# Was J.W. Nevin a Swedenborgian at the end of his life?



## RamistThomist (Feb 21, 2015)

I had a discussion with an FV guy and he told me that Nevin flirted with Swedenborgianism at the end of his life. I have read Hart's bio and I never saw anything like that. Is there any credence to this idea?


----------



## Unoriginalname (Feb 21, 2015)

Just doing a crude search of google books I could see about 5 that referenced at least briefly that Nevin had some interest in Swedenborgianism


----------



## Wayne (Feb 21, 2015)

Two earlier biographies that might be consulted:

A Biographical Sketch of John Williamson Nevin... - Kremer, A. R. (Abner Ralph) [1832-1917]


The Life and Work of John Williamson Nevin - Appel, Theodore [1823-1907]

James Wentz, in John Williamson Nevin : American Theologian [what appears to be the last biography prior to that of Hart's], discounts the Swedenborg charge. You can find a preview version of this bio from Google. See page 29. 

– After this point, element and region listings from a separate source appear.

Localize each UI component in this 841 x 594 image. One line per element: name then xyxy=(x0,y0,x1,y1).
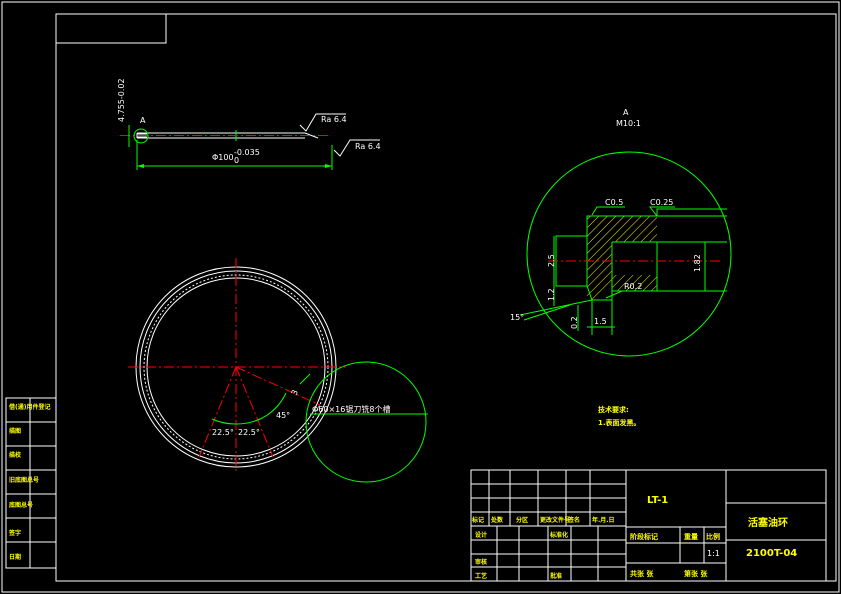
side-label-4: 底图总号 xyxy=(9,501,33,509)
side-label-6: 日期 xyxy=(9,553,21,561)
rev-4: 签名 xyxy=(567,516,580,524)
side-label-3: 旧底图总号 xyxy=(9,476,39,484)
detail-view: A M10:1 2.5 1.82 1.2 0.2 1.5 C0.5 C0.25 … xyxy=(510,108,732,357)
weight-label: 重量 xyxy=(684,532,698,541)
rev-1: 处数 xyxy=(490,516,504,524)
diameter-dim: Φ100 xyxy=(212,153,234,162)
diameter-tol-lower: 0 xyxy=(234,156,239,165)
notes-heading: 技术要求: xyxy=(598,405,629,414)
rev-2: 分区 xyxy=(516,516,528,524)
plan-view: 22.5° 22.5° 45° 3 Φ60×16锯刀铣8个槽 xyxy=(128,258,428,483)
roughness-2: Ra 6.4 xyxy=(355,142,381,151)
angle-15: 15° xyxy=(510,313,524,322)
angle-45: 45° xyxy=(276,411,290,420)
roughness-1: Ra 6.4 xyxy=(321,115,347,124)
detail-label: A xyxy=(623,108,629,117)
angle-b: 22.5° xyxy=(238,428,260,437)
profile-marker: A xyxy=(140,116,146,125)
angle-a: 22.5° xyxy=(212,428,234,437)
side-strip: 借(通)用件登记 描图 描校 旧底图总号 底图总号 签字 日期 xyxy=(5,397,57,569)
dim-12: 1.2 xyxy=(547,288,556,301)
rev-3: 更改文件号 xyxy=(540,516,570,524)
dim-02: 0.2 xyxy=(570,316,579,329)
standardize-label: 标准化 xyxy=(549,531,568,539)
part-code: 2100T-04 xyxy=(746,548,797,559)
process-label: 工艺 xyxy=(475,572,487,580)
side-label-5: 签字 xyxy=(8,529,21,537)
drawing-canvas: 借(通)用件登记 描图 描校 旧底图总号 底图总号 签字 日期 A 4.755-… xyxy=(1,1,840,593)
profile-view: A 4.755-0.02 Φ100 -0.035 0 Ra 6.4 Ra 6.4 xyxy=(117,78,381,170)
dim-25: 2.5 xyxy=(547,254,556,267)
marks-label: 阶段标记 xyxy=(630,532,658,541)
drawing-no: LT-1 xyxy=(647,495,668,506)
sheet-no: 第张 张 xyxy=(684,569,708,578)
inner-frame xyxy=(55,13,837,582)
approve-label: 批准 xyxy=(550,572,562,580)
radius-label: R0.2 xyxy=(624,282,642,291)
side-label-0: 借(通)用件登记 xyxy=(8,403,51,411)
detail-scale: M10:1 xyxy=(616,119,641,128)
thickness-dim: 4.755-0.02 xyxy=(117,78,126,122)
corner-code-box xyxy=(55,13,167,44)
cutter-note: Φ60×16锯刀铣8个槽 xyxy=(312,404,390,414)
outer-frame xyxy=(1,1,840,593)
chamfer-1: C0.5 xyxy=(605,198,623,207)
review-label: 审核 xyxy=(475,558,487,566)
title-block: 标记 处数 分区 更改文件号 签名 年.月.日 设计 标准化 审核 工艺 批准 … xyxy=(470,469,827,582)
dim-182: 1.82 xyxy=(693,254,702,272)
rev-5: 年.月.日 xyxy=(592,516,615,524)
chamfer-2: C0.25 xyxy=(650,198,673,207)
side-label-2: 描校 xyxy=(9,451,22,459)
notes-item-1: 1.表面发黑。 xyxy=(598,418,641,427)
rev-0: 标记 xyxy=(471,516,484,524)
dim-15: 1.5 xyxy=(594,317,607,326)
scale-value: 1:1 xyxy=(707,549,720,558)
side-label-1: 描图 xyxy=(9,427,21,435)
design-label: 设计 xyxy=(475,531,487,539)
sheets-total: 共张 张 xyxy=(630,569,654,578)
part-name: 活塞油环 xyxy=(748,516,788,529)
scale-label: 比例 xyxy=(706,532,720,541)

William DiPuccio, in The Interior Sense of Scripture: The Sacred Hermeneutics of John W. Nevin, pp. 86-87, has a bit longer discussion and seems to admit more influence than Wentz does. This book too is available on Google preview [why do they make their links so convoluted?]


----------



## RamistThomist (Feb 21, 2015)

Thanks. From my own reading of Nevin's works and Hart's bio, I got the impression that he could have been attracted to it but I don't see him firmly committing to it.


----------